Powershell V3 is built in Windows 8 and available for Windows 7 SP1 and Windows Server 2008 R2 SP1.
.NET Framework 4 is required.
You can download Powershell V3 which is part of the Windows Management Framework 3.0 from here.
There are some really nice new features and I will combine all of them in one script to show you how powerful it is.
Look at this example:
<code>
Workflow test{
[Parallel]{
[Parallel]{
& {Write-Output -InputObject "The computer will restart in 10 seconds."; Start-Sleep -Seconds 10; Restart-Computer}}
&{foreach($i in 1..5){
$i | out-file -FilePath C:\Users\Tester\Downloads\test.txt -append}
}
}
}
$trigger = New-JobTrigger -AtLogOn
Register-ScheduledJob -name Myjob -ScriptBlock {Write-Output -InputObject "Written after reboot." | out-file -FilePath "C:\Users\Tester\Downloads\test.txt" -append -Force; Unregister-ScheduledJob -Name MyJob} -Trigger $trigger
test
</code>
In this script I'm writing from 1 to 5 to a file, then warning the computer will be restarted and creating a Scheduled Job that will write something to a file after reboot then Unregister itself. The trigger to start the job is at log on. All this is inside a Workflow with Parallel computation.

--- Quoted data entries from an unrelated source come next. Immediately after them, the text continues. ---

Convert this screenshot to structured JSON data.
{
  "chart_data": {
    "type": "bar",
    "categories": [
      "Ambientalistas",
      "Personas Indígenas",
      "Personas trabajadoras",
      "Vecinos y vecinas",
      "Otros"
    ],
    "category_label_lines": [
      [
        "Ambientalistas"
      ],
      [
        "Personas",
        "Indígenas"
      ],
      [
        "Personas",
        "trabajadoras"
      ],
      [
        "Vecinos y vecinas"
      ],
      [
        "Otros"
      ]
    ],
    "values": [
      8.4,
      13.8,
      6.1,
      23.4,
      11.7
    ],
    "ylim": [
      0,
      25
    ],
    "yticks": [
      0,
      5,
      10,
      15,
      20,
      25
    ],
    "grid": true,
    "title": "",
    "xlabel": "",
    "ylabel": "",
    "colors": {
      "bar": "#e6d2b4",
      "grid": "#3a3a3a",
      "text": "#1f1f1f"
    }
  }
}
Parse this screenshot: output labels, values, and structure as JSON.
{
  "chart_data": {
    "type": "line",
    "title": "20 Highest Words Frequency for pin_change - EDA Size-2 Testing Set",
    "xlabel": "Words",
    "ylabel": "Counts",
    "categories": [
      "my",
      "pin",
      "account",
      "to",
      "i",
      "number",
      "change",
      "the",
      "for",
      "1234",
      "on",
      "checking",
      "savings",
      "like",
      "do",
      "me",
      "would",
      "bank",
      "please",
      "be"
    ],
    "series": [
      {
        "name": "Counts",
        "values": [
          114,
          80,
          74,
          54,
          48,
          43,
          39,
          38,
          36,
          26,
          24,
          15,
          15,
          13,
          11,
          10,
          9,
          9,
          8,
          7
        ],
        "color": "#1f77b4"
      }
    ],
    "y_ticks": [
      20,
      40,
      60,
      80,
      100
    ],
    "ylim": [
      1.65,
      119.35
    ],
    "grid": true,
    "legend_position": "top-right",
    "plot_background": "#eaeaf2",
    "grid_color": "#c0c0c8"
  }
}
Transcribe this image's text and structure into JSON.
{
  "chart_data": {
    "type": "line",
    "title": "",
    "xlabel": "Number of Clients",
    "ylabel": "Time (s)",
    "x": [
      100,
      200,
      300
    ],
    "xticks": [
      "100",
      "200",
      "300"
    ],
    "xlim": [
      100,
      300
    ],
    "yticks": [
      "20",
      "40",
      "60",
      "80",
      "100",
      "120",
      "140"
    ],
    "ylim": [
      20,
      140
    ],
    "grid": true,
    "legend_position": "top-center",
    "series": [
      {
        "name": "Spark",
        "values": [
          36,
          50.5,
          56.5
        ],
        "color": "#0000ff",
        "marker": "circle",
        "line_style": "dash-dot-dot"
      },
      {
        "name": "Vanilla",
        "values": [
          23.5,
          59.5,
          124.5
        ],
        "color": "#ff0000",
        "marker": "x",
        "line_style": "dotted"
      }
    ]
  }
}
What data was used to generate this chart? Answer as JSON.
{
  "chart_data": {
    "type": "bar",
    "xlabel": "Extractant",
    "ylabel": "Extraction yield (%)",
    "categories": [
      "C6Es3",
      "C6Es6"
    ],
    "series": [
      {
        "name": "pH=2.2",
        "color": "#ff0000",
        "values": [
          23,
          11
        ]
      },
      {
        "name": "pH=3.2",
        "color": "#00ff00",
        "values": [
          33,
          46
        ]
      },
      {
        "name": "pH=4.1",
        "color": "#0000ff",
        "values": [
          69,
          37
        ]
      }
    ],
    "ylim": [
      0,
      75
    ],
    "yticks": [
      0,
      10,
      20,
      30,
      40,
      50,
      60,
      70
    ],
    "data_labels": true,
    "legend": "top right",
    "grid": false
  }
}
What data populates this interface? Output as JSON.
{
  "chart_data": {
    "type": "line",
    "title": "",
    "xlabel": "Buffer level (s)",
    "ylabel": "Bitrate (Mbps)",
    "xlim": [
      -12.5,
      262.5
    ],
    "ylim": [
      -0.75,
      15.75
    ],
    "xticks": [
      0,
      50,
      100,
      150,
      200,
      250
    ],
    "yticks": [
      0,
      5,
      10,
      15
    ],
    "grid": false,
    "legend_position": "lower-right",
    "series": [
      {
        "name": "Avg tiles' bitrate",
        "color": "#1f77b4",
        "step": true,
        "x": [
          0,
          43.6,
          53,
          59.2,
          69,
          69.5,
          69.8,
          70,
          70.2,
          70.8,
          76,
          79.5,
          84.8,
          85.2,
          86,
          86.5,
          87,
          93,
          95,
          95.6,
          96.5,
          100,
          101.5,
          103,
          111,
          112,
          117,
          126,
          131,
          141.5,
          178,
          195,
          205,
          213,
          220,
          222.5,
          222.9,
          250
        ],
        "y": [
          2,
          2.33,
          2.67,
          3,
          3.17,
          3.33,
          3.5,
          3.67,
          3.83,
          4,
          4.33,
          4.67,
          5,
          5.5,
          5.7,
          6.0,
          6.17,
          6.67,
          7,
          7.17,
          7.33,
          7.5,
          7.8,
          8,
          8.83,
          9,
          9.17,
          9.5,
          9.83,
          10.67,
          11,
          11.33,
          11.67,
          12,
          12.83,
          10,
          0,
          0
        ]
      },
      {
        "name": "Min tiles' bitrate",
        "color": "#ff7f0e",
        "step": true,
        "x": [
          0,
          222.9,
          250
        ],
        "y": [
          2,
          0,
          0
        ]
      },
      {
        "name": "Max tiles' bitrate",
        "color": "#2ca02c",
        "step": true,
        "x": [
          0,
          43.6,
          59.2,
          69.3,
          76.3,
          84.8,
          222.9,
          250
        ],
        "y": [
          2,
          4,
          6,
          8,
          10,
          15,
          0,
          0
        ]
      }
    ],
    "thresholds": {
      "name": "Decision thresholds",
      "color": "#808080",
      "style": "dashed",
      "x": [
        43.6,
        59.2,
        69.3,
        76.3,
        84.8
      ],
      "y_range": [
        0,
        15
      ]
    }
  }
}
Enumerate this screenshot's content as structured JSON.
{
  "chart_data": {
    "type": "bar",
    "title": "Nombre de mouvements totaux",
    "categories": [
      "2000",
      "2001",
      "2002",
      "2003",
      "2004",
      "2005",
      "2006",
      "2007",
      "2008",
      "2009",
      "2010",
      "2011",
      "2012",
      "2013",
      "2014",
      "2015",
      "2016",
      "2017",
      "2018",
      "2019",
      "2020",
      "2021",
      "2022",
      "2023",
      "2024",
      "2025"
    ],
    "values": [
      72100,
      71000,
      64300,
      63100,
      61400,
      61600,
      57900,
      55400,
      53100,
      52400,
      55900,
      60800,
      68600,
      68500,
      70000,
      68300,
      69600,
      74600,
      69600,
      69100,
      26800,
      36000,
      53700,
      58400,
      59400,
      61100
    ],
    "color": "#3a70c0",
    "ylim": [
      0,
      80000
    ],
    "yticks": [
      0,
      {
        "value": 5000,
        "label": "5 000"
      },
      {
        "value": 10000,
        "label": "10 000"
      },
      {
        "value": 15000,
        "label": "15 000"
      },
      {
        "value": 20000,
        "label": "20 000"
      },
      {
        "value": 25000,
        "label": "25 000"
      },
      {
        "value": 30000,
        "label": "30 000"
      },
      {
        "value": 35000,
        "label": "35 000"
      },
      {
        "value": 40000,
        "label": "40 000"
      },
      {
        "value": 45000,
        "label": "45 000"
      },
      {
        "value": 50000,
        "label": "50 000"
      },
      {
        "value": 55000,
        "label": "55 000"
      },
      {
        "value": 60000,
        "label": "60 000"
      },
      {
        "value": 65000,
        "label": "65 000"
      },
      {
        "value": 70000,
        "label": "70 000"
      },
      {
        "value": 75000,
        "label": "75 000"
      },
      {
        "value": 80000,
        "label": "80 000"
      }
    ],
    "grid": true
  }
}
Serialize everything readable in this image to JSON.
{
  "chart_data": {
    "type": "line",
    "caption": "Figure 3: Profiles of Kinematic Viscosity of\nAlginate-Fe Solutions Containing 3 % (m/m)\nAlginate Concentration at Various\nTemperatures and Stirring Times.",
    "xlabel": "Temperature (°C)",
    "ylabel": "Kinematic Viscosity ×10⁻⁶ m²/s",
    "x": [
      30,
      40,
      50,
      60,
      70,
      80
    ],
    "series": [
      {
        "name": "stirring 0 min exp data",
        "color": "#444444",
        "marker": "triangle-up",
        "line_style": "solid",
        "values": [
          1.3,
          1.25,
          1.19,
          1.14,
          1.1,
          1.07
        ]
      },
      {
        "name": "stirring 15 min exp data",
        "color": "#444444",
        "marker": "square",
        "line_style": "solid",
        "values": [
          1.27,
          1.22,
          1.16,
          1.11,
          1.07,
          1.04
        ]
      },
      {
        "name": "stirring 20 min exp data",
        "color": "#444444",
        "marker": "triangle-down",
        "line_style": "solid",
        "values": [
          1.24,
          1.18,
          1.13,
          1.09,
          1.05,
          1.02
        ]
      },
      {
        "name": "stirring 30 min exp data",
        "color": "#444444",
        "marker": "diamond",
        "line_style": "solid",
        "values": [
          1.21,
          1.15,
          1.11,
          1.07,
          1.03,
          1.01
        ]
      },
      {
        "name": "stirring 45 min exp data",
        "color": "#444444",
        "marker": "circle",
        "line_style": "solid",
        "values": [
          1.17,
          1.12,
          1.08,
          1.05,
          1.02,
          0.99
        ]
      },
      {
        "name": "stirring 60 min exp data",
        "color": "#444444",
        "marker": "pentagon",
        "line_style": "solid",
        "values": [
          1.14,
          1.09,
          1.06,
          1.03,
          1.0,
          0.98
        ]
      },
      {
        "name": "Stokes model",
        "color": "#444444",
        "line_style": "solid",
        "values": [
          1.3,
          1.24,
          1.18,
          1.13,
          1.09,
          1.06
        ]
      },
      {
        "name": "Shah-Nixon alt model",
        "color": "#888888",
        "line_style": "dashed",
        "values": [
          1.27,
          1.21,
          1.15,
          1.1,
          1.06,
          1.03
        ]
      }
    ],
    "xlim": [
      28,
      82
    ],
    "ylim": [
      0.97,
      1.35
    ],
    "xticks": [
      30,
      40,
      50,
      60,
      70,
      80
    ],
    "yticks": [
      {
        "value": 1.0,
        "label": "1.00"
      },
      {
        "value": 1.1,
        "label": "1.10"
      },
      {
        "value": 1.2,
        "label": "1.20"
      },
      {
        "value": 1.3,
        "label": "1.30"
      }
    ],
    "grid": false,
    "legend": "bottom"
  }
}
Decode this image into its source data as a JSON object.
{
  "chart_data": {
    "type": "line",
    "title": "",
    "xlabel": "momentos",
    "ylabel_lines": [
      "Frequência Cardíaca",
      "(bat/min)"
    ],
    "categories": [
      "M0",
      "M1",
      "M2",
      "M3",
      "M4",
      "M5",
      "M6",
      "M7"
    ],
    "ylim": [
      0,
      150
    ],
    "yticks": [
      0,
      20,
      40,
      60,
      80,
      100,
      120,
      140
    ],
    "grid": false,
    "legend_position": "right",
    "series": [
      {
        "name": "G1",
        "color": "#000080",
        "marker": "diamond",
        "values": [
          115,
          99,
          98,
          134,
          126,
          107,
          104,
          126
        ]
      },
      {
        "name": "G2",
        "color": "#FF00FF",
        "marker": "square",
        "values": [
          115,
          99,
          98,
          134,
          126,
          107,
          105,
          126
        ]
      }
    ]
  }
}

When you run it, it will first schedule the job, then write to the file and finally restart the computer.
Pretty cool isn't?
Another nice cmdlet is the Show-Command.
You can use it in front of any other cmdlet to get a GUI where you can specify the attributes. Then you can run it from the GUI or copy the command and use it in the shell.
Try it: Show-Command Get-Process
Powershell is sooo cool. If you don't use it, start now! It's extremelly powerful.